The offering centres around dough-based dishes such as pizza and bread along with antipasti and dessert. But the main drawcard is the hand-shaped pasta, which Kent and her team spend upwards of four hours making every day. “I think it connects you to what you’re serving instead of buying packet pasta or putting semolina and flour into an extruder,” says the chef. “You learn to look after your produce a bit more and have respect for it.”

While the kitchen is equipped with tools such as cutters, knives, chitarras, rolling pins and gnocchi boards, there is not an extruder in sight. Kent is adamant on producing everything by hand and believes the final product is unparalleled. “We make the dough by hand, shake it by hand and roll it out,” she says. “Our hands don’t work the same way as a machine, so when we’re kneading pasta, it takes up to eight minutes to get the texture we want. It’s a lot of labour, but I believe it’s worth it.”

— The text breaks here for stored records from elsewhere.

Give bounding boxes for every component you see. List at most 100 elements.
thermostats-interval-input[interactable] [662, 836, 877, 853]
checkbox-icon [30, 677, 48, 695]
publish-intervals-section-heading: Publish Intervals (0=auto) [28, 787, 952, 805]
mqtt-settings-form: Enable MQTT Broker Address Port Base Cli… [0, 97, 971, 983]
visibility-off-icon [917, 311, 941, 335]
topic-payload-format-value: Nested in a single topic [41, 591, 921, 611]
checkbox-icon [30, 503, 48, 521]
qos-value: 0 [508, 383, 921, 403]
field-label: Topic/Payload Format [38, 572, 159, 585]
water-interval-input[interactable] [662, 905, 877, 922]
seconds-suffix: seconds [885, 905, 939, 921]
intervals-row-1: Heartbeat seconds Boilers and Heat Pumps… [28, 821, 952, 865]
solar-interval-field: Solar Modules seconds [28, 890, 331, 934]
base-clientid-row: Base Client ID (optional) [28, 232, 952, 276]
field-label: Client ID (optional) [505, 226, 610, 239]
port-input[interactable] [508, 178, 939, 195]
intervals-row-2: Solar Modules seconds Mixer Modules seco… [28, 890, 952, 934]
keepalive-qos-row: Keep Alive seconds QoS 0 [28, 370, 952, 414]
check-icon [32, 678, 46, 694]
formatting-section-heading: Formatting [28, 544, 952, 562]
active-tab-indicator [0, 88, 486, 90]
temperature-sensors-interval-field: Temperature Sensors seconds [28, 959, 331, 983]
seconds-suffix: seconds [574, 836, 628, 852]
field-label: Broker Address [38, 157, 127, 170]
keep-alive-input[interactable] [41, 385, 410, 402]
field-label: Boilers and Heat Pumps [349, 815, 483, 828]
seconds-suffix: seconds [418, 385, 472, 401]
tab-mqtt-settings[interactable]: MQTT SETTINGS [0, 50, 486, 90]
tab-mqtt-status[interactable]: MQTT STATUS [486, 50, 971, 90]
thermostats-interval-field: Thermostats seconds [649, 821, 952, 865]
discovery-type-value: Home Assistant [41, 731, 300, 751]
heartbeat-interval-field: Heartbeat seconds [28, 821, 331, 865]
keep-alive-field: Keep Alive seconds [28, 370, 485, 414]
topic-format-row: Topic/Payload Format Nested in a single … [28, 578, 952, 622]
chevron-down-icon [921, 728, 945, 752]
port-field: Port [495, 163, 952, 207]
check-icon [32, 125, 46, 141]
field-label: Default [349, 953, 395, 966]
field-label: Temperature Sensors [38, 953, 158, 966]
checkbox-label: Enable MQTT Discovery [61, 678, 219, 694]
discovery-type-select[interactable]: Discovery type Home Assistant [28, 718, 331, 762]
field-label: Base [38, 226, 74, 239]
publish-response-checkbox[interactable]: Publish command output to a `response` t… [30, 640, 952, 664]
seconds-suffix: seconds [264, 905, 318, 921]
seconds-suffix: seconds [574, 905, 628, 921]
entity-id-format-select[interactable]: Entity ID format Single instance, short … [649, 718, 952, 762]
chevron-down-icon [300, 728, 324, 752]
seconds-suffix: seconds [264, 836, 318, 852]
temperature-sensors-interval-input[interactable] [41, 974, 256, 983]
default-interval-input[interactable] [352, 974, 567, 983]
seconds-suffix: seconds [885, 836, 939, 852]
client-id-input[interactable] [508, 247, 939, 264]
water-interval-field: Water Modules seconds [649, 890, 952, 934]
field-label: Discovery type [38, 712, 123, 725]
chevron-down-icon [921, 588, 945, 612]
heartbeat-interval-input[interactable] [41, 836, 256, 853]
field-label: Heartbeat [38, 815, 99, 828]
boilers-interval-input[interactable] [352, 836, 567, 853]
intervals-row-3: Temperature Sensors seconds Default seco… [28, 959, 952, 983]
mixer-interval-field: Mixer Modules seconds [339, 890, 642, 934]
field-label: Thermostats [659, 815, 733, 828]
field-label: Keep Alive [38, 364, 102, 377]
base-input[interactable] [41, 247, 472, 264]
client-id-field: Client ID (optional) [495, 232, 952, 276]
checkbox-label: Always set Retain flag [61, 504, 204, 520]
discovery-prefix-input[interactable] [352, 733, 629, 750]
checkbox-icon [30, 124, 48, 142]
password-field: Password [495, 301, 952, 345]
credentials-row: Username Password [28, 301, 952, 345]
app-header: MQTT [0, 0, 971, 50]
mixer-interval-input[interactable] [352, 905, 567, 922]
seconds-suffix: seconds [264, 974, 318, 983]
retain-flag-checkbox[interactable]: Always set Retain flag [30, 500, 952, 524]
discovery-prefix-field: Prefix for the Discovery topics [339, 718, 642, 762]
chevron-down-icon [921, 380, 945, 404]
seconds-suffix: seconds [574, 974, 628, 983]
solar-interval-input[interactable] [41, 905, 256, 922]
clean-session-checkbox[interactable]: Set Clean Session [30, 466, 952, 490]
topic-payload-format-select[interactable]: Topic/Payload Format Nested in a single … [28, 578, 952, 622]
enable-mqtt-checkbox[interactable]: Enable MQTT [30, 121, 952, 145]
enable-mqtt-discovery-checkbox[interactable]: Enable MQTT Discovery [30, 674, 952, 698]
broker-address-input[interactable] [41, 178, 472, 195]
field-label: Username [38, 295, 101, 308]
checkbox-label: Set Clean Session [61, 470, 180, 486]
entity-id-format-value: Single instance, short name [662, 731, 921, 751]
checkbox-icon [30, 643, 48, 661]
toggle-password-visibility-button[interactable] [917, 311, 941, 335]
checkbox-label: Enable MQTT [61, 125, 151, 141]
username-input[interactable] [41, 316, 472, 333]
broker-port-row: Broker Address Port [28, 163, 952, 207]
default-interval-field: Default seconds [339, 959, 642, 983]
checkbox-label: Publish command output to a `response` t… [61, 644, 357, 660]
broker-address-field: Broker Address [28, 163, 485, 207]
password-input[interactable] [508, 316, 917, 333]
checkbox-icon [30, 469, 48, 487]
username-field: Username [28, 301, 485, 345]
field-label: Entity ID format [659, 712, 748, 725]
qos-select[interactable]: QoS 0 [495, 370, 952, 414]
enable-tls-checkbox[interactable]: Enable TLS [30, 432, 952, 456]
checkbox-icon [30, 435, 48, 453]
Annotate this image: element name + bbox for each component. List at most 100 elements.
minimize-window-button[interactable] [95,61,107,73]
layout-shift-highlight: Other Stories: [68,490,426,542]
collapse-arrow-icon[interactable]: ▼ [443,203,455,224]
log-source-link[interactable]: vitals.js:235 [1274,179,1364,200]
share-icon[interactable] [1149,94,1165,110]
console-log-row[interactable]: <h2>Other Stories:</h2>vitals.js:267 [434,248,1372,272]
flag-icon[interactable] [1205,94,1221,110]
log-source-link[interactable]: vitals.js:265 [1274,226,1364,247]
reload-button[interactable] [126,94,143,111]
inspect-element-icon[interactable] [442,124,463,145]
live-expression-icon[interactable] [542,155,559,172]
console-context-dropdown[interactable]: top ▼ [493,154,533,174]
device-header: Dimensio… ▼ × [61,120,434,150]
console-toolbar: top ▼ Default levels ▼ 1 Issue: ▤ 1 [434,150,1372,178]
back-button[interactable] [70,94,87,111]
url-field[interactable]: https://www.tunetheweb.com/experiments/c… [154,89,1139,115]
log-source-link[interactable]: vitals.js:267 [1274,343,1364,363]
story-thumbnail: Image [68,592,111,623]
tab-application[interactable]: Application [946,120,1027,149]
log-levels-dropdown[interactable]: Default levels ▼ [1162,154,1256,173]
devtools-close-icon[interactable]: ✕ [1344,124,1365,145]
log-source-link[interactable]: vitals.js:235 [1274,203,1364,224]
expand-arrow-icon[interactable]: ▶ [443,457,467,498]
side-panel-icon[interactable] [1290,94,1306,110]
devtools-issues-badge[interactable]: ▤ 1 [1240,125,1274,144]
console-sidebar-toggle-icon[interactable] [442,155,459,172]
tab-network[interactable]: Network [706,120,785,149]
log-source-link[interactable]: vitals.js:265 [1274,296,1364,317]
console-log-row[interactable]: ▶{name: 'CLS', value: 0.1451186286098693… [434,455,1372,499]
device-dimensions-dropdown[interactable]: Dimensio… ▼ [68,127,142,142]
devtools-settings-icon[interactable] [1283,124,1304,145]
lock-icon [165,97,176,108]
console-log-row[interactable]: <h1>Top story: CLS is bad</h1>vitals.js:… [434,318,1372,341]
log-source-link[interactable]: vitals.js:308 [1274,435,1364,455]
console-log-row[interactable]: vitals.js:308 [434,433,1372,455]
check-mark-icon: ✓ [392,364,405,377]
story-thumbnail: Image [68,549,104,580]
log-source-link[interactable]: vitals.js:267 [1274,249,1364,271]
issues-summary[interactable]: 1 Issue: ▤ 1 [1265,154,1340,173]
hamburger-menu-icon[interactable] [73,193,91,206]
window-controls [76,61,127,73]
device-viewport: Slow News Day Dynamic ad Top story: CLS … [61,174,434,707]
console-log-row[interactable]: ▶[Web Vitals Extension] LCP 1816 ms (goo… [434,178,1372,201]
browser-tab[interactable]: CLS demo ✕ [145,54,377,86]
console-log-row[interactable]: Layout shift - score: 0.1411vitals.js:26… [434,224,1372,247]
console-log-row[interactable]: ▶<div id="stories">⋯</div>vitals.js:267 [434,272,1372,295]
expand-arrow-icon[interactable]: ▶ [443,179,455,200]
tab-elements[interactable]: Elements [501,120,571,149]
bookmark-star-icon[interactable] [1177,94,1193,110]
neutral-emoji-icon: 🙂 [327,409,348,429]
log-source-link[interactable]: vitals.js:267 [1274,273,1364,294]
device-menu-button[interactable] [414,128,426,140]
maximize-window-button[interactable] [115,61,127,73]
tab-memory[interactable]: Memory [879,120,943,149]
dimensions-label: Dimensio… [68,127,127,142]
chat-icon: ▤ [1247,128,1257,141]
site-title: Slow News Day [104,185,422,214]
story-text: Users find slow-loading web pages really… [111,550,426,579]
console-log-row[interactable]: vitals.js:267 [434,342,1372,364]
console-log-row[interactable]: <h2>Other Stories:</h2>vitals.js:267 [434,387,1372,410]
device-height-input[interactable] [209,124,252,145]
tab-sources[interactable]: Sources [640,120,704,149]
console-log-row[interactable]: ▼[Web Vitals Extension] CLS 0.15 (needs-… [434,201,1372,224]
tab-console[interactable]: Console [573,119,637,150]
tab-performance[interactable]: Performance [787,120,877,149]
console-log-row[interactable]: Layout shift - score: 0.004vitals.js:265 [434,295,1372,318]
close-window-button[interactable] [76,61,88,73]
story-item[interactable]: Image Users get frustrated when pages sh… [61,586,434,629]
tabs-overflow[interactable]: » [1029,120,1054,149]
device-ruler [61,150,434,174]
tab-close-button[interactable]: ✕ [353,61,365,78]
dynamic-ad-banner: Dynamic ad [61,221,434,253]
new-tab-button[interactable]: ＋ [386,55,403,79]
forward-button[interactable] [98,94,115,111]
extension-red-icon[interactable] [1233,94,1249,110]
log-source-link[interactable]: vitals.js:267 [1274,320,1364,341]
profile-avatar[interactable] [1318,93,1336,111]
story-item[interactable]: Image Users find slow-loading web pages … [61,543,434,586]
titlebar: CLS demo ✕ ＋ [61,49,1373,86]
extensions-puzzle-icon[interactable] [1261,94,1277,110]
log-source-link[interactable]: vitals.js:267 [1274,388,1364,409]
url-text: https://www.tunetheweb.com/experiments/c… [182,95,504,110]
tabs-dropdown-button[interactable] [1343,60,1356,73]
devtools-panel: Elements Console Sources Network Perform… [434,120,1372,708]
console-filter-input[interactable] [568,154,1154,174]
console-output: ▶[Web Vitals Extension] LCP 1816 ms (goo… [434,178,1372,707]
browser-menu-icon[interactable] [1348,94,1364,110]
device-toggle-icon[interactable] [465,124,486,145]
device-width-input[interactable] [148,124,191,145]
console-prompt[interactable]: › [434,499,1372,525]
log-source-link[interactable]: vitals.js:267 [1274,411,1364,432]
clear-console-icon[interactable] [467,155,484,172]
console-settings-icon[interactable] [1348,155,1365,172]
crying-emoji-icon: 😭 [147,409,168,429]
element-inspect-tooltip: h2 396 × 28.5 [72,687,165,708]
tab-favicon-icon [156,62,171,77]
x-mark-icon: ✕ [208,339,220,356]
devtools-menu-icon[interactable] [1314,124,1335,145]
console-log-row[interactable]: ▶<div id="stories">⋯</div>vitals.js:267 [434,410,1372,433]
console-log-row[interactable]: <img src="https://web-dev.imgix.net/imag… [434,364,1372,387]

Kent has trained her whole team on the art of pasta-making and switches up the menu to keep chefs engaged. “I change the menu every six weeks because I don’t want people to be stagnant,” she says. “Imagine doing six pasta dishes five nights a week … you’d get bored.”

When it comes to pasta, Ramona serves everything from fettuccine and spaghetti to ravioli and tortellini. Each shape is paired with the right sauce and there is no room for swaps or substitutions. An example is the tagliatelle alla Bolognese made with a traditional-style ragu that uses various off-cuts and proteins for added flavour. “There’s different types of charcuterie, pork mince and veal mince that goes into it,” says Kent. “The sauce is very brown and is quite rich from chicken livers.”

Kent tips the tortelloni burro e oro as a mustorder. The dish is a staple in the Italian region of Bologna and is known for its sauce which combines butter and tomato. “We do a very simple sauce which is basically tomato sugo, but it’s done with San Marzano tomatoes that have been crushed with our hands,” says Kent. “The sauce is yellow and chunky at the same time.”

Ramona Trattoria has been open for six months now and has stirred up plenty of interest from diners near and far since it launched. “A lot of the feedback I get is [that people can never get a seat] because it’s not just locals coming here,” says Kent. “We’ve got people from the city, the Gold Coast and other states coming in.”

The chef is content with the restaurant’s progress and has well and truly settled into the neighbourhood. “I’m not interested in the city — I’m interested in the suburbs,” she says. “In the city, you’re probably always going to be busy because there’s so many people going in and out, so you don’t always have return customers who come in twice a week. That’s the clientele I want for this restaurant. I want a local person to come in and I know them by their first name.”